The next five years may prove pivotal in Canada’s aerospace and defence (A&D) industry.

We are likely to see more deal and financing activity not only to meet demand but also to gain additional expertise or financial flexibility in order for companies to meet their sustainability and carbon reduction targets, adopt new technologies, de-risk their supply chains and transition their aging manufacturing workforces. As current owners or founders of small- and medium-sized enterprises (SMEs) look to retire, deal opportunities will also emerge.                                   

These trends – whether economic, decarbonization, technology, or aging demographics – will spur industry consolidation, force companies to identify growth opportunities, divest non-strategic assets, and prompt them to consider alliances, joint ventures or partnerships. Certainly, original equipment manufacturers (OEMs) continue to look to fill gaps in their strategic product and service offerings and boost their capabilities, and private equity firms are looking to grow their A&D portfolios.

In the current high interest rate environment, carving out a business for divestment can be an effective way to raise capital, reduce debt, and allow the company to focus on its core business. Carve-outs, however, can be complex and need to be extremely well executed.

Promising fundamentals

The sector fundamentals are promising. Economist David Rosenberg recently opined that investors are expecting earnings-per-share growth anywhere from 15 per cent in the U.S. small-cap A&D space to as much as 96 per cent for U.S. mid-caps and 36 per cent for U.S. large caps.[i]

With wars in Ukraine and the Middle East and heightened geopolitical tensions, defence spending will remain high, although still intrinsically tied to fiscal policy manoeuvrability.

In the five-year period from 2017 to 2022, global military spending jumped 28 per cent to nearly US$2.21 trillion.[ii] Since 2000, it’s tripled from US$741.9 billion.[iii]

New contracts will be signed, equipment purchased, and military stockpiles refilled. Five Eyes defence departments as well as those in Europe will have little choice but to continue investing in training, equipment maintenance and digitally modernizing their operations to ensure military readiness and counter cyber threats.

The U.S. is Canada’s key export market, accounting for nearly half of Canada’s approximately $6.5 billion of defence exports.[iv]

The proposed budget for the U.S. Department of Defense (DoD) in fiscal year 2024 totals US$824 billion, about the same as the amount appropriated for 2023, and would remain nearly unchanged when adjusted for inflation through 2028, according to the Congressional Budget Office (CBO).[v] The cost of DoD’s plans would increase by 10 per cent, reaching US$922 billion in 2038, the CBO projects.

Winning deals

Successful acquisitions don’t just happen. They start with a well-defined vision of success and a robust strategic rationale with a clear understanding of the risks and rewards and the buyer’s ability to take control, capture value, and manage risk.[vi]

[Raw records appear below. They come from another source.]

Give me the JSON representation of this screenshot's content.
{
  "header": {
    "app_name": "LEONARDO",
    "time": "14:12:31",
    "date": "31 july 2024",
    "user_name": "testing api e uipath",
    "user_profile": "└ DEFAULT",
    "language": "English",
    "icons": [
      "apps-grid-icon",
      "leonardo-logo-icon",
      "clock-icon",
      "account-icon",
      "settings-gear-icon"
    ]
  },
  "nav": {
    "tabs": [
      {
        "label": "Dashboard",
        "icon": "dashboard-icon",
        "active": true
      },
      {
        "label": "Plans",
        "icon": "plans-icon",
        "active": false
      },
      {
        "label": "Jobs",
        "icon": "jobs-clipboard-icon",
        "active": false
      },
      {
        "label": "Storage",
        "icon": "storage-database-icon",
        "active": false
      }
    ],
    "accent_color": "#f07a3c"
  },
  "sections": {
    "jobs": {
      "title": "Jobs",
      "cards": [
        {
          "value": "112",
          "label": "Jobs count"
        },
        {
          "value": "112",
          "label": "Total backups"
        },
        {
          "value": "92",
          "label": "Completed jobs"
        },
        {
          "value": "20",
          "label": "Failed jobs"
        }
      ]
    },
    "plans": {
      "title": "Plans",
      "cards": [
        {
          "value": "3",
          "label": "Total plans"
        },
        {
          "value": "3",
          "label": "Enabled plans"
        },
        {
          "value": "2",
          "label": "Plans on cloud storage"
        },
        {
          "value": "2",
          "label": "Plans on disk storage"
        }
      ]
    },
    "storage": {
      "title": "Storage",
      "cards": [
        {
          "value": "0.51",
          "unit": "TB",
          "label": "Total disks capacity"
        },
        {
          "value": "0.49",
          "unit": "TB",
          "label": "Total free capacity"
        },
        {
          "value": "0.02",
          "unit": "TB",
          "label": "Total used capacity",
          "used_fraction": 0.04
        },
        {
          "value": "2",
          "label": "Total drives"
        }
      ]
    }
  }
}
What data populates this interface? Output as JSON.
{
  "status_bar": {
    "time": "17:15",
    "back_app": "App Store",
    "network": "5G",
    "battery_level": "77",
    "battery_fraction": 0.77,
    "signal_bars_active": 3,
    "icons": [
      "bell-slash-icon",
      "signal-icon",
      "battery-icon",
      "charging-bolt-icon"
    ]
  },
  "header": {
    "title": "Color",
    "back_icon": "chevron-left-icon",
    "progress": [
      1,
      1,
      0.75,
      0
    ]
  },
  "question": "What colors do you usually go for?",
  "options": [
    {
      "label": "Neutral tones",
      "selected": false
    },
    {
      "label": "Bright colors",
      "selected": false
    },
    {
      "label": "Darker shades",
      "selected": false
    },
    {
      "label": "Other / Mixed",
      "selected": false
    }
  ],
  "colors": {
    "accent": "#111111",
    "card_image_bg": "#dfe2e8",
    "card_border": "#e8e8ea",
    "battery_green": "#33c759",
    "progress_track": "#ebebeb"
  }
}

The challenge is to scan the market and identify, qualify, and engage suitable targets for acquisition. While the defence industry is tight-knit, there are hundreds of SME players in Canada, mostly privately held. Private companies tend to keep their financial results confidential so the manner in which the target is first engaged sends a strong message that the buyer is legitimate, serious, and prepared to cut a deal.

The structuring of the deal is essential to protect the value of the business and maximize potential returns. The acquirer may need to seek relevant indemnities against key risks or areas of uncertainty, such as environmental remediation, and whether the business will be delivered debt free or with an agreed level of working capital. The funding of the deal – debt, equity, cash or a combination thereof, including terms and conditions, and an early assessment of the structure from a taxation perspective will determine how much flexibility management has to operate the business to achieve growth objectives and realize post-acquisition synergies.

Another critical part of any M&A activity is the due diligence process. The buyer or investor must have assurance of what they’re getting. Due diligence will confirm and verify information, identify current operational shortcomings, reveal potential issues, and better understand the key drivers of business performance and market dynamics.

Equally important is to understand the target company’s people and culture and to identify key talent early and put plans in place to retain them. Because people naturally dislike change and uncertainty, it’s critical to have an effective communication strategy to reduce anxiety, motivate talent, and deliver value post completion.

Just because the deal is complete, it doesn’t mean that it’s done.

Post-completion, a much deeper dive can and should be done to identify additional value and maximize the returns.

[i] David Rosenberg and Marius Jongstra, “This one sector is looking like a buy in an overall shaky stock market,” The Globe and Mail, October 30, 2023

[ii] Military expenditure, Stockholm International Peace Research Institute (SIPRI), The World Bank Group, 2023

[iii]Ibid

[iv] Statistics Canada’s Canadian Defence, Aerospace, Marine and Cybersecurity Industries Survey (2020), 2022.

[v] Long-Term Implications of the 2024 Future Years Defense Program, Congressional Budget Office, October 25, 2023.